You may have heard Club Penguin was sold to Disney for a whopping $700 million penguins dollars. Whooooo, that’s a lot of money. Who is Club Penguin, you might ask? Why have I never heard of such a property going for such princely MySpace-ian sums? Remember, MySpace was scooped up for a then-mind-boggling $580 million [either the bubble is inflating, or Club Penguin is *that* important -- more on that in a minute]. Furthermore, why have my favourite bloggers not blogged about it?
First off, let’s get something out of the way. Club Penguin is a social networking site. For children. Dressed in the trappings of a virtual world. When you sign up, your avatar is a penguin, and you can make your penguin do cool things, and meet other friends, who are, as you might imagine penguins.
Penguins?
No wonder my favourite bloggers haven’t been writing about it. Well, if you have been paying attention, there is one that has: Mat Ingram.
In fact, Mat, who for the less informed, is also a technology writer for the Globe and Mail, mentioned it as early as January of this year, and intermittently since then.
But why? Why bother mentioning a site that only kids will go to? Probably because of its sheer size, the time spent on site, and what it represents. Which is probably the reason why Mickey has opened his pockets to pay said shekels to Club Penguin.
And what does it represent? Maybe the future. As funny and silly, and *empty* as Second Life is (or, perhaps not), the idea of ‘virtual worlds’ isn’t all that wacky to several ‘web’ generations below ‘virtual’ geezers such as myself. And this is something that I’ve written about before as well.
There is an entire generation that doesn’t use email, because they find social networks like MySpace so useful. That’s probably below me.
Below *THAT* (or maybe several layers below that) are kids who are aged 7-10, who use sites like Club Penguin, which are social networking sites, but use virtual avatars to run around in a virtual world. South Korea has an analogue, but being several generations evolved than us (from a web perspective anyway), adults actually use the site. You may have heard about it. Its called “Cyworld”, and something like 90% of 20-something’s are on it.
Ninety percent.
I don’t know if Disney has these kind of numbers floating around their minds, but in many ways this makes a lot of sense from all kinds of perspectives. It buys them instant credibility amongst their target demographic. It gets their foot in the door with the whole “social networking thing” AND the whole “virtual worlds” thing as well. Plus, because of the age group, the cranky old cynic in me says “it gets them when they’re young … really young”.

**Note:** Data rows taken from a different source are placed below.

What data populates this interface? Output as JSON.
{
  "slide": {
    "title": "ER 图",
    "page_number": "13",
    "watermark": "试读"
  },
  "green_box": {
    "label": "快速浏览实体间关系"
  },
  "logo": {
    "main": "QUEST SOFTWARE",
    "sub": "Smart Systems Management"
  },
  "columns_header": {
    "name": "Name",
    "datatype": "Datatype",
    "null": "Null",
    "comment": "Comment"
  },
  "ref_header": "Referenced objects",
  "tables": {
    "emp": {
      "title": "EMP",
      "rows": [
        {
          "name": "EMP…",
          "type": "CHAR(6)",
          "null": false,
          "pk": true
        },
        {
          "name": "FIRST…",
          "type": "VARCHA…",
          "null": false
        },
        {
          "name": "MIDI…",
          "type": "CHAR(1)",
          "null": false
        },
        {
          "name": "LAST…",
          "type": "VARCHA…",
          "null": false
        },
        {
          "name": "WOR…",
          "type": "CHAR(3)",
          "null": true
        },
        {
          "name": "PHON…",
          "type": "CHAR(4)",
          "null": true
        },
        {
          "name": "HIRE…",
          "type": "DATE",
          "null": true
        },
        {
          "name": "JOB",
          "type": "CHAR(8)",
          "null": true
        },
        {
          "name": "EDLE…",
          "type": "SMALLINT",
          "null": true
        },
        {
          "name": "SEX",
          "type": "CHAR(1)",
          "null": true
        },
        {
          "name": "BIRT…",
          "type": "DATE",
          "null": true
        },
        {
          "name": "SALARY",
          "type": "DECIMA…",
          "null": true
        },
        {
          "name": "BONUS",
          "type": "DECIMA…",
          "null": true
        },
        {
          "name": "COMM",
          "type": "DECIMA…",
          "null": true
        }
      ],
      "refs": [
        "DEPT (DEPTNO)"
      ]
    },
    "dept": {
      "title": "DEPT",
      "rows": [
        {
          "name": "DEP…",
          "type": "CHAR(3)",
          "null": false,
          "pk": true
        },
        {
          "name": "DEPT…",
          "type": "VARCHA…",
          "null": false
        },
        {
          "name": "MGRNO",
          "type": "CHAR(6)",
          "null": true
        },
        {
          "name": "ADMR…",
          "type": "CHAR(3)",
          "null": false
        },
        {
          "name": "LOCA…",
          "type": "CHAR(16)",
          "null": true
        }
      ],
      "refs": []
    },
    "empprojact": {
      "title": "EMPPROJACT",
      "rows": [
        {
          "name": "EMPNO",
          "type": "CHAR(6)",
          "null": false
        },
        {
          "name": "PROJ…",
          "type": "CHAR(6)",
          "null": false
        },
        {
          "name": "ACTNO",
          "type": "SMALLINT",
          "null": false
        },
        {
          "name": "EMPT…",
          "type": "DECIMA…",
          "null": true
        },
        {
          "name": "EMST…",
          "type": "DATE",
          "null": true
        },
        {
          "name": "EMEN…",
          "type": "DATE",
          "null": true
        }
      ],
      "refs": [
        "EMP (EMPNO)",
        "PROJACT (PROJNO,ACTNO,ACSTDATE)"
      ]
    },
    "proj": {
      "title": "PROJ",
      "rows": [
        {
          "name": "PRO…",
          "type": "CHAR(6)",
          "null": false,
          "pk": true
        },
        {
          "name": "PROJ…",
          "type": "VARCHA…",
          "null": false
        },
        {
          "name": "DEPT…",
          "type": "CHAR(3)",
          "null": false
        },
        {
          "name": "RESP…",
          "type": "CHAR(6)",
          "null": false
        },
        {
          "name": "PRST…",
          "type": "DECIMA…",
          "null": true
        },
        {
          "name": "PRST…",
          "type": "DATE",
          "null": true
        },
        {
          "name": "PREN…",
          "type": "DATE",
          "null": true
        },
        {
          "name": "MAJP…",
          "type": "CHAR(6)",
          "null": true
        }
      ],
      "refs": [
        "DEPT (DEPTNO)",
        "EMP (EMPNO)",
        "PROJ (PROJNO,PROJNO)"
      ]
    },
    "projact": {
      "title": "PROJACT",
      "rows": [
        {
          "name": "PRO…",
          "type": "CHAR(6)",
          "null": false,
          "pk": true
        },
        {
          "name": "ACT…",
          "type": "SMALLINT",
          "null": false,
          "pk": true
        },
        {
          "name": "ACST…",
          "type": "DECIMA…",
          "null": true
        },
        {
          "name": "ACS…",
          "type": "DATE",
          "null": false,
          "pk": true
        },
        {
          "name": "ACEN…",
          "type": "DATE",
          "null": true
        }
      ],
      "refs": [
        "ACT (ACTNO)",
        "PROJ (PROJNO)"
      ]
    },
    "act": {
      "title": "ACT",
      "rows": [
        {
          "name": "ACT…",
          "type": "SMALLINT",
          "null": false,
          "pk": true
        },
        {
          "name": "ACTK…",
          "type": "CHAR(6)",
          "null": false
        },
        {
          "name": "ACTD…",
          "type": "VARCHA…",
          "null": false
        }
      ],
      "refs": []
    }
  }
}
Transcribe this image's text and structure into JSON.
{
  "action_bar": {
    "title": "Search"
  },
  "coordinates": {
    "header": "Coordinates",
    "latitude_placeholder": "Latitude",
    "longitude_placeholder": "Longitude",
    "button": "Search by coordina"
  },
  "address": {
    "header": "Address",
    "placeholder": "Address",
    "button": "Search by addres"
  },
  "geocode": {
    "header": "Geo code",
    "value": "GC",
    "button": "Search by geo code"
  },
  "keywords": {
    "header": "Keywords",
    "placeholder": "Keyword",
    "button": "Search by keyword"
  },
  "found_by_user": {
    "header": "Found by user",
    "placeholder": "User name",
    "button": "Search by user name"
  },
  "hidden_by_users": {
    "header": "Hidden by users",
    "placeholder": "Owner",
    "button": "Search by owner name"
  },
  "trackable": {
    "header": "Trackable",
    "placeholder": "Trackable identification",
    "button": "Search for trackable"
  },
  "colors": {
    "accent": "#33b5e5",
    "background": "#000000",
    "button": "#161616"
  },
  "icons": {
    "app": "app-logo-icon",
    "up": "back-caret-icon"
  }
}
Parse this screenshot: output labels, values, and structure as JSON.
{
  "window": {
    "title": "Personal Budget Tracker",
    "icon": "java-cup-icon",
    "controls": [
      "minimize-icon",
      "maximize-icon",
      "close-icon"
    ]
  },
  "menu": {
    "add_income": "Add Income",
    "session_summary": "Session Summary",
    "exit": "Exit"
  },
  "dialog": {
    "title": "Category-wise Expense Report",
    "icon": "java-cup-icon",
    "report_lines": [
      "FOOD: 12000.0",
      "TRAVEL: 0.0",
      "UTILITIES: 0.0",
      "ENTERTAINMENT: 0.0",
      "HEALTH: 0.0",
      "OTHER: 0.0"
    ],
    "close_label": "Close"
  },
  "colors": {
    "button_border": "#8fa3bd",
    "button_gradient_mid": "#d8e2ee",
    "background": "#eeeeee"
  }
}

So is Club Penguin worth *more* than MySpace? Hard to know in bubble-corrected dollars. And that’s being only half-facetious now. MySpace’s sale was (and correct me if I’m wrong) was really the first of the Really Big Buys. YouTube’s sale to Google followed that, but once we crossed that rubicon, those NINE figure buys have only caused valuations for further social networking sites to go up.
One thing is for sure. I think many people don’t want to “miss” the boat, and I’m sure this is reflected in all kinds of sentiment from Madison Avenue to Silicon Valley. But I think there’s something actually different about Club Penguin, in what it represents between virtual worlds and social networking, and what sites like it represent to an entirely new generation — some would say without hyperbole, the next generation — of web users.
And if that’s the kind of fairie dust Disney’s trying to capture, I’ll second that as a smart move. (What they end of up doing with it is entirely different proposition.)